ST. LOUIS (CN) - A bank that inherited the $5 million life insurance policy fraudulently obtained and later sold by a retiree is entitled to collect, the 8th Circuit ruled.
William Close obtained the policy at issue in 2007 with the intent of selling it for a fraction of its value, but still twice what he paid PHL Variable Insurance Co. for it, according to the ruling.
Working on the application with a financial professional, 74-year-old Close fraudulently inflated his income and net worth, and he excluded mention of a prior criminal conviction for receiving kickbacks.
Close used the proceeds of a loan to pay the premiums for the first two years of the policy, after which time the policy became incontestable under Minnesota law.
Though he expected to sell the policy in 2009 for 10 percent of its value, a buyer remained elusive because the secondary market for such policies had just crashed.
Close instead surrendered the policy to the hedge fund that funded his loan, and Bank of Utah holds the policy today as securities intermediary for the entity that bought it.
When Close died in 2011, Bank of Utah tried to collect the benefit from PHL.
Since its failure to detect the original fraud foreclosed it from rescinding the policy on that basis, PHL asked a federal judge in Minneapolis to void the policy as contrary to public policy based on the bank's lack of an insurable interest.
Though the trial court did just that, holding the policy invalid ab initio, a three-judge panel of the 8th Circuit reversed last week.
The March 13 opinion traces the booming industry of stranger-owned-life-insurance policies, or STOLIs, to the AIDS epidemic when insured individuals living with AIDS sold their policies to investors so that would have cash to cover their high medical bills.
Since AIDS treatment has progressed, however, the policies are now being marketed to senior citizens as investments.
Writing for the three-person appellate panel, Judge James Loken noted that the "aggressive secondary market for life insurance policies raises serious public policy issues."

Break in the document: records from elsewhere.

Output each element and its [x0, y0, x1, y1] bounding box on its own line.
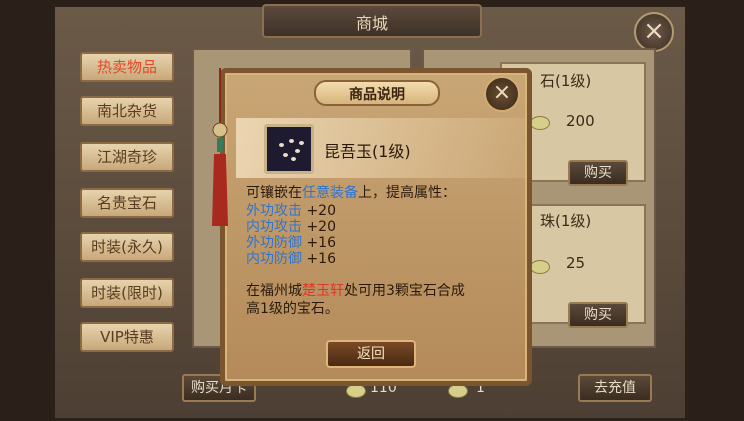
tab-gems[interactable]: 名贵宝石 [80, 188, 174, 218]
shop-close-icon[interactable]: × [634, 12, 674, 52]
back-button[interactable]: 返回 [326, 340, 416, 368]
stat-name: 内功攻击 [246, 219, 302, 235]
stat-value: +16 [306, 235, 336, 251]
note-line-2: 高1级的宝石。 [246, 301, 339, 317]
tab-general-goods[interactable]: 南北杂货 [80, 96, 174, 126]
tab-outfit-permanent[interactable]: 时装(永久) [80, 232, 174, 262]
silver-icon [448, 384, 468, 398]
desc-text: 可镶嵌在 [246, 185, 302, 201]
tab-outfit-timed[interactable]: 时装(限时) [80, 278, 174, 308]
tab-jianghu-treasures[interactable]: 江湖奇珍 [80, 142, 174, 172]
desc-line-1: 可镶嵌在任意装备上，提高属性： [246, 184, 456, 202]
item-card-name: 石(1级) [540, 72, 592, 90]
stat-name: 外功防御 [246, 235, 302, 251]
tassel-ornament-icon [212, 68, 228, 226]
tab-hot-items[interactable]: 热卖物品 [80, 52, 174, 82]
note-highlight: 楚玉轩 [302, 283, 344, 299]
item-price: 200 [566, 112, 595, 130]
stat-row: 内功防御 +16 [246, 250, 336, 268]
stat-name: 外功攻击 [246, 203, 302, 219]
shop-title: 商城 [355, 14, 388, 33]
stat-value: +20 [306, 203, 336, 219]
note-text: 在福州城 [246, 283, 302, 299]
item-price: 25 [566, 254, 586, 272]
desc-text: 上，提高属性： [358, 185, 456, 201]
note-line-1: 在福州城楚玉轩处可用3颗宝石合成 [246, 282, 465, 300]
stat-value: +20 [306, 219, 336, 235]
coin-icon [530, 260, 550, 274]
desc-highlight: 任意装备 [302, 185, 358, 201]
coin-icon [530, 116, 550, 130]
item-name: 昆吾玉(1级) [324, 142, 411, 161]
buy-button[interactable]: 购买 [568, 302, 628, 328]
buy-button[interactable]: 购买 [568, 160, 628, 186]
recharge-button[interactable]: 去充值 [578, 374, 652, 402]
dialog-title: 商品说明 [349, 87, 405, 103]
stat-name: 内功防御 [246, 251, 302, 267]
dialog-close-icon[interactable]: × [484, 76, 520, 112]
tab-vip[interactable]: VIP特惠 [80, 322, 174, 352]
stat-value: +16 [306, 251, 336, 267]
note-text: 处可用3颗宝石合成 [344, 283, 465, 299]
gold-icon [346, 384, 366, 398]
gem-icon [264, 124, 314, 174]
item-card-name: 珠(1级) [540, 212, 592, 230]
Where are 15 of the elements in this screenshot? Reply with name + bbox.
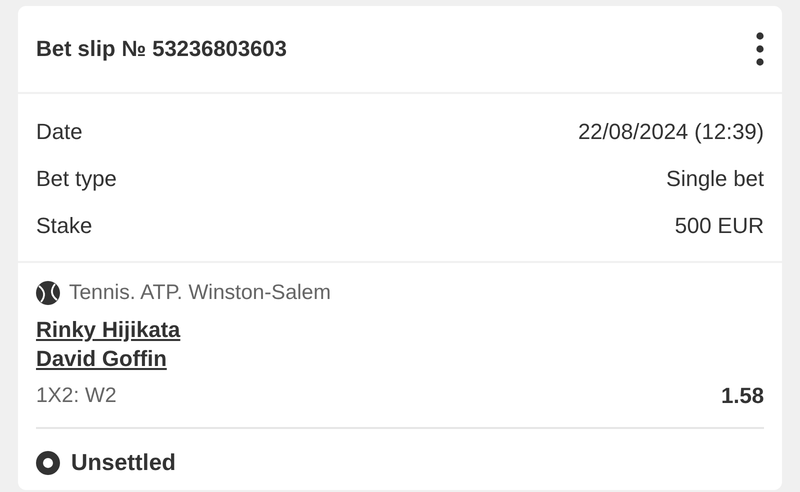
detail-value: 22/08/2024 (12:39) bbox=[578, 118, 764, 144]
team-link[interactable]: Rinky Hijikata bbox=[36, 315, 180, 344]
market-label: 1X2: W2 bbox=[36, 384, 117, 408]
status-label: Unsettled bbox=[71, 449, 176, 476]
more-options-icon[interactable] bbox=[756, 32, 764, 66]
detail-label: Date bbox=[36, 118, 82, 144]
detail-value: Single bet bbox=[666, 166, 764, 192]
detail-label: Stake bbox=[36, 212, 92, 238]
detail-value: 500 EUR bbox=[674, 212, 764, 238]
team-link[interactable]: David Goffin bbox=[36, 344, 167, 373]
odds-value: 1.58 bbox=[721, 383, 764, 409]
detail-label: Bet type bbox=[36, 166, 117, 192]
bet-slip-title: Bet slip № 53236803603 bbox=[36, 36, 287, 62]
tennis-ball-icon bbox=[36, 281, 60, 305]
sport-league: Tennis. ATP. Winston-Salem bbox=[69, 281, 331, 305]
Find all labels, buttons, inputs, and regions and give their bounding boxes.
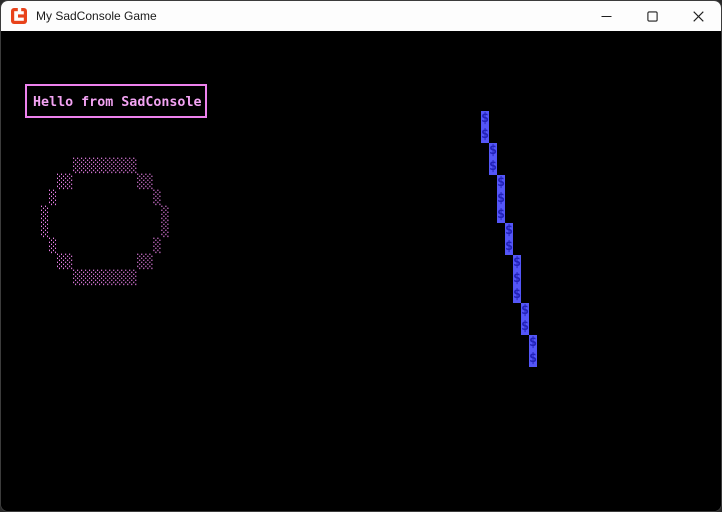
hello-text: Hello from SadConsole (33, 95, 202, 110)
close-button[interactable] (675, 1, 721, 31)
line-cell: $ (497, 207, 506, 223)
line-cell: $ (513, 287, 522, 303)
line-cell: $ (505, 223, 514, 239)
line-cell: $ (513, 255, 522, 271)
line-cell: $ (513, 271, 522, 287)
line-cell: $ (521, 319, 530, 335)
titlebar[interactable]: My SadConsole Game (1, 1, 721, 31)
app-window: My SadConsole Game Hello from SadConsole… (0, 0, 722, 512)
ascii-circle: ░░░░░░░░ ░░ ░░ ░ ░ ░ ░ ░ ░ ░ ░ ░░ ░░ ░░░… (41, 159, 170, 286)
line-cell: $ (529, 335, 538, 351)
line-cell: $ (505, 239, 514, 255)
line-cell: $ (489, 159, 498, 175)
maximize-icon (646, 10, 658, 22)
minimize-icon (601, 15, 611, 17)
line-cell: $ (497, 175, 506, 191)
line-cell: $ (481, 111, 490, 127)
line-cell: $ (481, 127, 490, 143)
sadconsole-logo-icon (11, 7, 27, 24)
minimize-button[interactable] (583, 1, 629, 31)
maximize-button[interactable] (629, 1, 675, 31)
line-cell: $ (529, 351, 538, 367)
line-cell: $ (497, 191, 506, 207)
window-title: My SadConsole Game (36, 9, 157, 23)
game-console-surface[interactable]: Hello from SadConsole ░░░░░░░░ ░░ ░░ ░ ░… (1, 31, 721, 511)
close-icon (692, 10, 704, 22)
line-cell: $ (521, 303, 530, 319)
line-cell: $ (489, 143, 498, 159)
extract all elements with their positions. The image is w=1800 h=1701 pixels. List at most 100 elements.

"While passive investors of securitized policies are unlikely to murder the insureds, the life settlement market functions in part on the truism that a policy is worth more to an investor if the insured is elderly or in poor health," the ruling continues. "Thus, it is entirely reasonable for legislators and insurance regulators to conclude that many STOLI premium financing programs and marketing practices should be curtailed or banned because these practices induce elderly insureds to purchase high-value life insurance policies that are not needed for insurance purposes under terms ensuring that life settlement promoters and premium financing companies will ultimately collect the substantial death benefits. But these are issues that go far beyond Minnesota common law decisions, none of which even suggest that an existing life insurance policy will be declared void ab initio for lack of an insurable interest at the behest of an insurer that wishes to avoid paying the death benefit."
PHL had hoped to show the policy was void ab initio, meaning it never came "into force," but Loken said that "to declare that a facially valid policy on which PHL collected substantial premiums for over four years was never 'in force' is simply a fiction."
Judges Bobby Shepherd and Judge Steven Colloton concurred.
Colloton wrote separately to emphasize that case law protects the sale by Close, who had an insurable interest in that he wanted to continue living, to a third party that had no such interest.
"To establish that an insurance contract is void ab initio as a cover for a wagering contract, the Minnesota court likely would require an insurer to show that the scheming parties agreed that the insured would resell the policy to an identified person without an insurable interest," Colloton wrote (italics in original).